Islamabad, 23 May 2025: Budget 2025-26 is shaping up to be a pivotal financial roadmap, as the federal government evaluates fresh taxation strategies that could bring in approximately Rs. 600 billion.
These potential revenue measures are being aligned with commitments made to international lenders and domestic fiscal goals.
Digital Earnings in the Tax Net
As part of Budget 2025-26, authorities are reportedly planning to impose a 3.5 percent tax on income generated through digital platforms such as YouTube and TikTok. Estimates suggest this move could contribute Rs. 52.5 billion to the national treasury.
A similar policy is being explored for high-value pensioners, where a 2.5 to 5 percent tax on pensions exceeding Rs. 400,000 monthly is under review. Given the rising cost of pension payouts already at Rs. 673 billion and projected to reach Rs. 1 trillion this measure could fetch Rs. 20–40 billion.
Consumer Goods and GST Adjustments
In Budget 2025-26, adjustments to the general sales tax (GST) on select consumer items are likely. These changes would tie GST rates to real market prices based on data from the Pakistan Bureau of Statistics.
For instance, GST on sugar is currently assessed at Rs. 72.22 per kilogram, whereas the retail price has soared to Rs. 150. Revising the GST baseline could result in an additional Rs. 70–80 billion in tax revenue.
Excise Duties and Energy Levies
Processed food items like snacks and biscuits may face a 20 percent hike in excise duty, with a broader aim of reaching 50 percent by 2029. Similar increases are anticipated in the cigarette sector.
Additionally, a carbon tax through a Rs. 5 per litre increase in petroleum levies including on diesel and furnace oil is under consideration, which could yield Rs. 35–80 billion, depending on the final rate.
Expanding the Tax Base
To eliminate tax evasion, the government has moved to abolish the non-filer category, potentially prohibiting such individuals from buying vehicles and real estate.

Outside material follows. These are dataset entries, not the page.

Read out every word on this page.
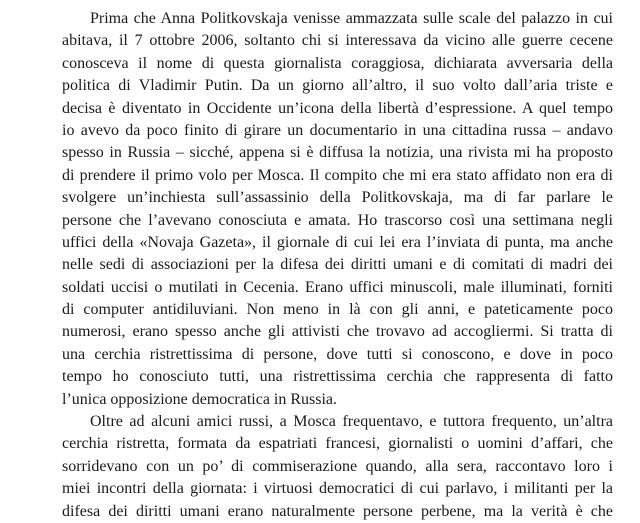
Prima che Anna Politkovskaja venisse ammazzata sulle scale del palazzo in cui
abitava, il 7 ottobre 2006, soltanto chi si interessava da vicino alle guerre cecene
conosceva il nome di questa giornalista coraggiosa, dichiarata avversaria della
politica di Vladimir Putin. Da un giorno all’altro, il suo volto dall’aria triste e
decisa è diventato in Occidente un’icona della libertà d’espressione. A quel tempo
io avevo da poco finito di girare un documentario in una cittadina russa – andavo
spesso in Russia – sicché, appena si è diffusa la notizia, una rivista mi ha proposto
di prendere il primo volo per Mosca. Il compito che mi era stato affidato non era di
svolgere un’inchiesta sull’assassinio della Politkovskaja, ma di far parlare le
persone che l’avevano conosciuta e amata. Ho trascorso così una settimana negli
uffici della «Novaja Gazeta», il giornale di cui lei era l’inviata di punta, ma anche
nelle sedi di associazioni per la difesa dei diritti umani e di comitati di madri dei
soldati uccisi o mutilati in Cecenia. Erano uffici minuscoli, male illuminati, forniti
di computer antidiluviani. Non meno in là con gli anni, e pateticamente poco
numerosi, erano spesso anche gli attivisti che trovavo ad accogliermi. Si tratta di
una cerchia ristrettissima di persone, dove tutti si conoscono, e dove in poco
tempo ho conosciuto tutti, una ristrettissima cerchia che rappresenta di fatto
l’unica opposizione democratica in Russia.
Oltre ad alcuni amici russi, a Mosca frequentavo, e tuttora frequento, un’altra
cerchia ristretta, formata da espatriati francesi, giornalisti o uomini d’affari, che
sorridevano con un po’ di commiserazione quando, alla sera, raccontavo loro i
miei incontri della giornata: i virtuosi democratici di cui parlavo, i militanti per la
difesa dei diritti umani erano naturalmente persone perbene, ma la verità è che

Amendments under Section 114C of the Income Tax Ordinance are expected to support this effort. Retailers may also see higher advance tax requirements, helping meet the IMF’s Rs. 295 billion target by December 2025.
The IMF has further advised a 5 percent excise duty on fertilisers and pesticides, which could generate over Rs. 30 billion, underscoring the aggressive revenue drive under Budget 2025-26.